A questão cultural é a maior dificuldade apontada por 33% dos executivos da região, sendo uma barreira mais forte na Colômbia, onde foi citada por 50% dos participantes. Em seguida, aparecem como empecilhos para 29% dos entrevistados, a falta de uma plano de negócios estruturado e de uma estratégia definida - problemas que no Brasil estão mais acentuados tendo sido mencionados por 38% e 44%, respectivamente. No geral, 28% dos dirigentes disseram que falta também agilidade organizacional e 24% reclamam de não contarem com o apoio do CEO e dos acionistas. No Brasil, esses dois aspectos foram apontados por 31% dos entrevistados.

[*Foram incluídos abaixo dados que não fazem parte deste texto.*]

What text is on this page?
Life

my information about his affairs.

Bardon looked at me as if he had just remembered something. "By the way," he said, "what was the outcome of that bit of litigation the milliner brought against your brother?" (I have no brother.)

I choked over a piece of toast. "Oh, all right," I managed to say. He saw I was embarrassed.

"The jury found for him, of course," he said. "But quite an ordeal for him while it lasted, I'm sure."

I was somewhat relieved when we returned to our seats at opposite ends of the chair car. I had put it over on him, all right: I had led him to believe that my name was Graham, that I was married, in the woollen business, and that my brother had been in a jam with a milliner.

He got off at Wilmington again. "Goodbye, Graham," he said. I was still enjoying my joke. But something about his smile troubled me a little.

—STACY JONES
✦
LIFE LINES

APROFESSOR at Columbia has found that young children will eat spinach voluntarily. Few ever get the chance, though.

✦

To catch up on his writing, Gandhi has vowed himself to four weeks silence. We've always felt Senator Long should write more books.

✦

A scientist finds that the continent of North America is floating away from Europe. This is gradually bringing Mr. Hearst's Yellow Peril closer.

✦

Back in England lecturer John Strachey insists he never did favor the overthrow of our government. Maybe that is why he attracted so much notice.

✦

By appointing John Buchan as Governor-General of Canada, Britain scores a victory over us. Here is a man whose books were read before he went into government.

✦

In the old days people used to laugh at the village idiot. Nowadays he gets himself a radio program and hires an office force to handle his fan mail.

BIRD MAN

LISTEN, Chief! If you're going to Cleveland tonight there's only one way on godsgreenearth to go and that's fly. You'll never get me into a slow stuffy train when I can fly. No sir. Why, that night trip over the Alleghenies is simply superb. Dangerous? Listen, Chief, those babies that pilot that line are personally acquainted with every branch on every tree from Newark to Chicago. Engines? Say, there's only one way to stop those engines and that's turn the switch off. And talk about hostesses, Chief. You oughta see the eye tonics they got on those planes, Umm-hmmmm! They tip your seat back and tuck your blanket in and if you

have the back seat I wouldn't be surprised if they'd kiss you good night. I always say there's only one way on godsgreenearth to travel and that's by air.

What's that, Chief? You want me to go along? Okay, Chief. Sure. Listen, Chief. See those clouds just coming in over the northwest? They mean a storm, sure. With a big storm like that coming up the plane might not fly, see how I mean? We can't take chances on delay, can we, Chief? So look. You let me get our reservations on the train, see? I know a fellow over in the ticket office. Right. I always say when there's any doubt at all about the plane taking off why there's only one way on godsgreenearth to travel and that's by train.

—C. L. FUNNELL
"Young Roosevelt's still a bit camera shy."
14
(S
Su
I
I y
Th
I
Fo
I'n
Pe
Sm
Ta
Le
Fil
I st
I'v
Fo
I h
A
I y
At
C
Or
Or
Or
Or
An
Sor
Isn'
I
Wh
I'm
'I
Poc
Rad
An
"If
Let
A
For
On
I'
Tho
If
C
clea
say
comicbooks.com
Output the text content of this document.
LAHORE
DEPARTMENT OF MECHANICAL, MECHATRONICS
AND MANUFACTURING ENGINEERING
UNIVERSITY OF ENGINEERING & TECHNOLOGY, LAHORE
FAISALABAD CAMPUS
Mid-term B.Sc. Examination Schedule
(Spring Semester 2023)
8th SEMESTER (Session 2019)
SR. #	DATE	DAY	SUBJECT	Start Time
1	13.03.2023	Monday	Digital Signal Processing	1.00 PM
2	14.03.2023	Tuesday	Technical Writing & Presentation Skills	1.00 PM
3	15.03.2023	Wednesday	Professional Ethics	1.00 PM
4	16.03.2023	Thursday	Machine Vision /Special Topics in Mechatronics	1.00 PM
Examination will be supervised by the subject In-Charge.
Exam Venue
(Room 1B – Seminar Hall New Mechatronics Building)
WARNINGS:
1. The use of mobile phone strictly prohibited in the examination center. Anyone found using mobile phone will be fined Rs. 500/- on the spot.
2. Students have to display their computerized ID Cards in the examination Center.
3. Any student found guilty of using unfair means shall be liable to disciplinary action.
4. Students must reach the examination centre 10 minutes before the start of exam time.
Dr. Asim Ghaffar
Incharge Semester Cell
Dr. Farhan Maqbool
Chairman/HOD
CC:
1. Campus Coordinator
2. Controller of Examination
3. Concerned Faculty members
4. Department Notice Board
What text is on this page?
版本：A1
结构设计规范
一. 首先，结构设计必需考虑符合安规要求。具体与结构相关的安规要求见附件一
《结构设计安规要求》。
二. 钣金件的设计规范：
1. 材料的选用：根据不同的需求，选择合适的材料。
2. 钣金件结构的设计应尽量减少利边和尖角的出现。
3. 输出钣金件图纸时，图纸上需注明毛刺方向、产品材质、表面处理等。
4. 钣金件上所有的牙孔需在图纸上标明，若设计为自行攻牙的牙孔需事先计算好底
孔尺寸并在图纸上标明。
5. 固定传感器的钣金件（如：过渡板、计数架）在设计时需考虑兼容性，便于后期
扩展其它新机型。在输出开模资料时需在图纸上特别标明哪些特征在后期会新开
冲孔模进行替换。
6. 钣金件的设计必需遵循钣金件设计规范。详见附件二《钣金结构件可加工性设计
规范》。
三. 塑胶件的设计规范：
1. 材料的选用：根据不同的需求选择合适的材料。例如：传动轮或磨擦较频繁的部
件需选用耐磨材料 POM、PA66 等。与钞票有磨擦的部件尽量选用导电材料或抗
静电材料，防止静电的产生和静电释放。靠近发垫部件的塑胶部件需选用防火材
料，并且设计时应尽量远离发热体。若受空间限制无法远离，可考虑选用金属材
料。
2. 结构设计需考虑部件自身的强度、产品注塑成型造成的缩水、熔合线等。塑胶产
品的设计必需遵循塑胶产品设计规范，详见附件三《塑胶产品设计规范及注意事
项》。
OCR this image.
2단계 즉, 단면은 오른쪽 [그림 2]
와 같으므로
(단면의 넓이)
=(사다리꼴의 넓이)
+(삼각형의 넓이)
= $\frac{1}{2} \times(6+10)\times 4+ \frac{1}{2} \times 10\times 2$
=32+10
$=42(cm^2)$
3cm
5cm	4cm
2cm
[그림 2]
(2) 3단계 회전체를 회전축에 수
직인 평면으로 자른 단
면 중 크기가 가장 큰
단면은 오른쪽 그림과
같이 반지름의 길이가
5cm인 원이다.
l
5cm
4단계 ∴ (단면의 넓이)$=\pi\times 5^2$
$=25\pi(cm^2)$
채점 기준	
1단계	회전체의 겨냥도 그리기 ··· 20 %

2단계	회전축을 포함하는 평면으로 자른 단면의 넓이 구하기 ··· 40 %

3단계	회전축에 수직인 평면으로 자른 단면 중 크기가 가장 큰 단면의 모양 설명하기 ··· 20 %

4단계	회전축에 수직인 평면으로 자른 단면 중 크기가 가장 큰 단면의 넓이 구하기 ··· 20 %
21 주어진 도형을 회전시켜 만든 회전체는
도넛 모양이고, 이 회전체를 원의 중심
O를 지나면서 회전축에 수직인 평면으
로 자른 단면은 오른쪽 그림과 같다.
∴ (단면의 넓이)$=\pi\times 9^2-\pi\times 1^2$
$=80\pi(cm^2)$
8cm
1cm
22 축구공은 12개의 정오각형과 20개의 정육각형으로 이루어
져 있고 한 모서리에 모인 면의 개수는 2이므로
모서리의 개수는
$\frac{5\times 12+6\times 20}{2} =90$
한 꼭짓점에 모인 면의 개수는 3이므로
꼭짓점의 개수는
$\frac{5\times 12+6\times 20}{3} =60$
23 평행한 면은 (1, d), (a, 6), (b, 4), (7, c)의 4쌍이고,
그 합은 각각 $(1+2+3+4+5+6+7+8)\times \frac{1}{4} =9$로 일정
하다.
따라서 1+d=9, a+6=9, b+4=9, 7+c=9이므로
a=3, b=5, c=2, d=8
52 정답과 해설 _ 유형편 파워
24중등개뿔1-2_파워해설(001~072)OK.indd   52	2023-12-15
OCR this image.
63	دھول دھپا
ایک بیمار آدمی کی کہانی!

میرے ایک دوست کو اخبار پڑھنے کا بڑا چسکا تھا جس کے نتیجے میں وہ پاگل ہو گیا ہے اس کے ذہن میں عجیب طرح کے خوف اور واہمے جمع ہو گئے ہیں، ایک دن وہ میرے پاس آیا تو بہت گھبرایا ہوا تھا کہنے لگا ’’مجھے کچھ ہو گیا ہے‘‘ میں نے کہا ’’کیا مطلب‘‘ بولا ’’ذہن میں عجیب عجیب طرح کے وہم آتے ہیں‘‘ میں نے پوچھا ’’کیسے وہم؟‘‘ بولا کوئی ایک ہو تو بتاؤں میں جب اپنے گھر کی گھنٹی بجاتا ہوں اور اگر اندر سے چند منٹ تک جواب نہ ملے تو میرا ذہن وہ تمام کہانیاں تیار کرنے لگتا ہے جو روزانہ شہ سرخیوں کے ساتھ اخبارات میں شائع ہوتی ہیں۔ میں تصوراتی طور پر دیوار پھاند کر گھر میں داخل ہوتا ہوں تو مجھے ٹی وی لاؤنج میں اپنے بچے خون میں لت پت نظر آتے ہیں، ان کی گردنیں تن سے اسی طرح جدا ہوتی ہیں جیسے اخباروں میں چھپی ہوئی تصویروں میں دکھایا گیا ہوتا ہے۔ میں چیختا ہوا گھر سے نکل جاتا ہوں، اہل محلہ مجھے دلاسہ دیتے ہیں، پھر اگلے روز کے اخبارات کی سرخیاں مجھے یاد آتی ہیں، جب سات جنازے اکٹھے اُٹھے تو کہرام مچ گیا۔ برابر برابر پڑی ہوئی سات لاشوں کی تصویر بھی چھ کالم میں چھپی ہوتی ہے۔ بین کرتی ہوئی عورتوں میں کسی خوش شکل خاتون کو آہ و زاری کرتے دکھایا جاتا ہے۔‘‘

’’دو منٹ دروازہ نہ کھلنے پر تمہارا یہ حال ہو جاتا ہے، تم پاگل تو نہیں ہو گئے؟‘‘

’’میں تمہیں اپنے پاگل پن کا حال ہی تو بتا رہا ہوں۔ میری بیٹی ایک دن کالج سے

“Embora a cultura seja umas das maiores barreiras, o estudo mostra que as áreas que estão recebendo investimentos com menor frequência são justamente as de recursos humanos e supply chain”, diz Correa. Metade dos entrevistados, afirmou que os investimentos em suas companhias estão sendo dirigidos prioritariamente para área de TI. “Quem recebe mais recursos consegue decidir mais rápido. É contraditório que justamente quem pode reforçar a cultura esteja recebendo menos”, afirma. Em todos os países os processos de transformação digital são liderados pelas áreas de tecnologia, marketing e RH.

O fator humano frente à transformação tecnológica

Mais de 30% dos executivos da região disseram que suas empresas já possuíam uma estratégia para promover a transformação digital e que ela foi comunicada, mas apenas 10% afirmaram que suas companhias apresentam um comportamento digital. 

No Brasil, só 4% percebem essa aderência ao digital. “Quebrar as estruturas e os modelos tradicionais para implementar novas metodologias de trabalho faz parte do desafios da área de recursos humanos para mudar essa maneira de pensar na organização”, diz o consultor.

Em todos os países, quase metade dos executivos reconhece as lideranças internas que estão conduzindo a transformação. O Brasil é o único país em que o número de entrevistados que não reconhece formalmente essa liderança supera o número das que a reconhecem. Segundo os brasileiros, o país foi o que menos preparou líderes digitais. Enquanto 71% dos mexicanos, 66% dos argentinos e 56% dos colombianos apostaram nessa formação, apenas 53% dos brasileiros disseram ter feito isso.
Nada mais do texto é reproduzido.